Wednesday, May 1, 2024

Looking Back 50 years

 


On board the Elba Viking ship with my brother, some discussion of our time at Cornell University Medical College has been inevitable. He was 5 years ahead of me, and some of the faculty and graduates his of his class were still there when I arrived at the New York City school.  Our class 50 year reunion is approaching and although I'm being more or less required to attend I intend to say nothing or as close to nothing as possible there.



But that does not mean I'll not be thinking about that experience.

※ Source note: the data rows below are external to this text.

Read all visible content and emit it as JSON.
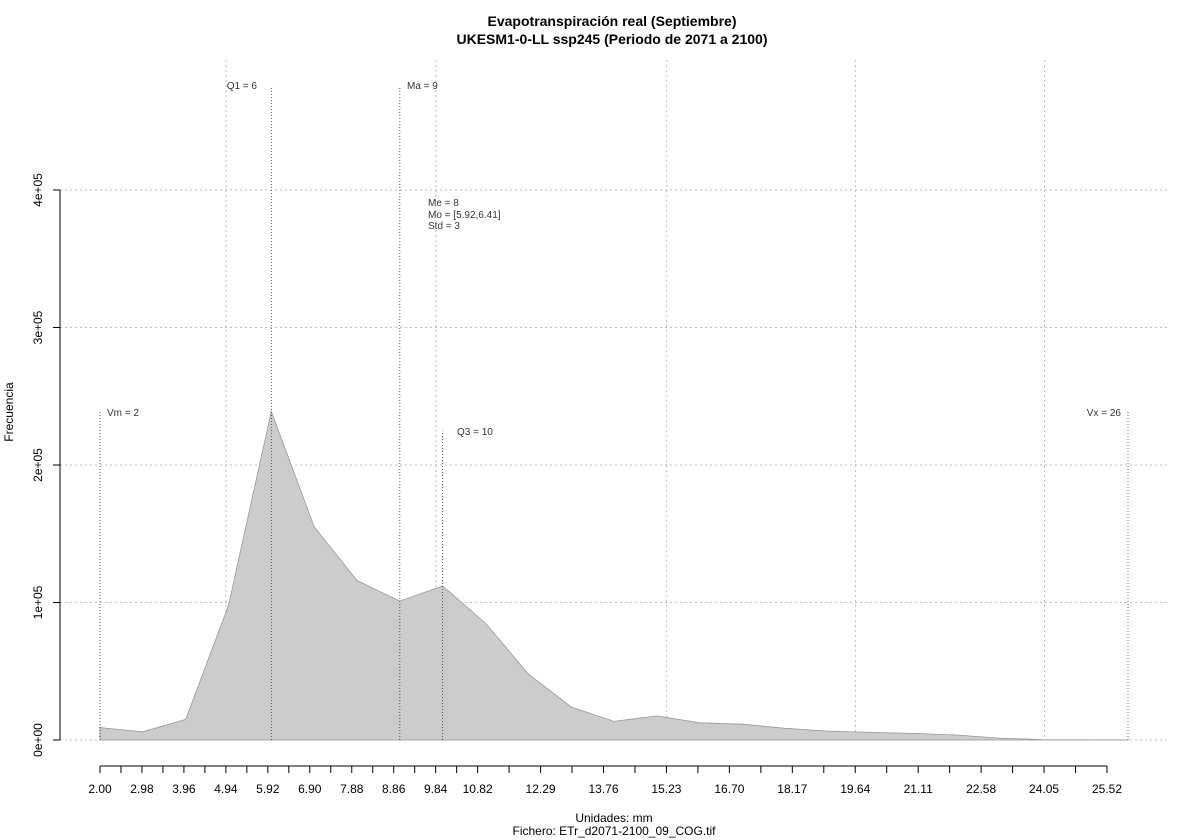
{
  "chart_data": {
    "type": "area",
    "title": "Evapotranspiración real (Septiembre)",
    "subtitle": "UKESM1-0-LL ssp245 (Periodo de 2071 a 2100)",
    "xlabel": "Unidades: mm",
    "ylabel": "Frecuencia",
    "caption": "Fichero: ETr_d2071-2100_09_COG.tif",
    "xlim": [
      2.0,
      26.0
    ],
    "ylim": [
      0,
      400000
    ],
    "x_tick_labels": [
      "2.00",
      "2.98",
      "3.96",
      "4.94",
      "5.92",
      "6.90",
      "7.88",
      "8.86",
      "9.84",
      "10.82",
      "12.29",
      "13.76",
      "15.23",
      "16.70",
      "18.17",
      "19.64",
      "21.11",
      "22.58",
      "24.05",
      "25.52"
    ],
    "x_tick_values": [
      2.0,
      2.98,
      3.96,
      4.94,
      5.92,
      6.9,
      7.88,
      8.86,
      9.84,
      10.82,
      12.29,
      13.76,
      15.23,
      16.7,
      18.17,
      19.64,
      21.11,
      22.58,
      24.05,
      25.52
    ],
    "y_tick_values": [
      0,
      100000,
      200000,
      300000,
      400000
    ],
    "y_tick_labels": [
      "0e+00",
      "1e+05",
      "2e+05",
      "3e+05",
      "4e+05"
    ],
    "grid": true,
    "fill_color": "#cccccc",
    "line_color": "#999999",
    "x": [
      2.0,
      3.0,
      4.0,
      5.0,
      6.0,
      7.0,
      8.0,
      9.0,
      10.0,
      11.0,
      12.0,
      13.0,
      14.0,
      15.0,
      16.0,
      17.0,
      18.0,
      19.0,
      20.0,
      21.0,
      22.0,
      23.0,
      24.0,
      25.0,
      26.0
    ],
    "values": [
      9000,
      6000,
      15000,
      98000,
      239000,
      155000,
      116000,
      101000,
      112000,
      85000,
      48000,
      24000,
      13500,
      17500,
      12500,
      11500,
      8500,
      6500,
      5500,
      4800,
      3600,
      1400,
      300,
      150,
      100
    ],
    "annotations": {
      "vm": {
        "label": "Vm = 2",
        "x": 2.0,
        "top": 240000
      },
      "q1": {
        "label": "Q1 = 6",
        "x": 6.0,
        "top": 475000
      },
      "ma": {
        "label": "Ma = 9",
        "x": 9.0,
        "top": 475000
      },
      "q3": {
        "label": "Q3 = 10",
        "x": 10.0,
        "top": 225000
      },
      "vx": {
        "label": "Vx = 26",
        "x": 26.0,
        "top": 240000
      },
      "stats": [
        "Me = 8",
        "Mo = [5.92,6.41]",
        "Std = 3"
      ]
    }
  }
}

Foremost in mind is Bertrand Russell's remark, "The trouble with life is, the stupid are cocksure and the intelligent full of doubt." That certainly describes many of the students and faculty at CUMC. There were, to be sure, many brilliant folks, but they tended to be the quiet ones: Jerome Posner, neurology; Maria New and Julianne Imperato-McGuinley,pediatric endocrinology; whoever it was who taught our first year physiology course; Henry Masur, Charles Jarowski, my residents; Kathy Foley, my neurology chief resident. 

In sum, I learned more the four years in college and certainly more the 50 years since medical school than I learned of enduring value at Cornell, but the four years in medical school were essential and necessary.

The annoying part of Cornell was it provided a home for people who thought they could substitute arrogance for erudition and get away with it. What they really taught me was that being in power did not mean you were either the best or the brightest.  Many big organizations likely taught the same: the Army, the US Congress, scores of big businesses.

Cornell had too little real innovation--there were no Bill Gates, Mark Zuckerberg, Jeff Bezos, Larry Page/Sergei Brin types there, people who changed the basic stratum on which life gets lived. The ethos there was not to question but to fall in line, and that does not advance knowledge very well. 



Having said that, real innovators are rare and when I left Cornell for Yale School of Medicine, I found a few innovators, but the school and the hospital which supported it showed what happened when discipline and values of self sacrifice were too lax. Georgetown Medical School taught me what happened when the leaders at the very top were incompetent and the Brown Medical School taught me what a fledgling, underdeveloped school, newly hatched lacked.



So Cornell was good at what it did, but it suffered from a lack of true confidence. It was a place of posturing and pomp, but it managed to accrue the virtues of trying hard, maybe the vice of trying too hard, and in the end, it provided what it promised: a good start.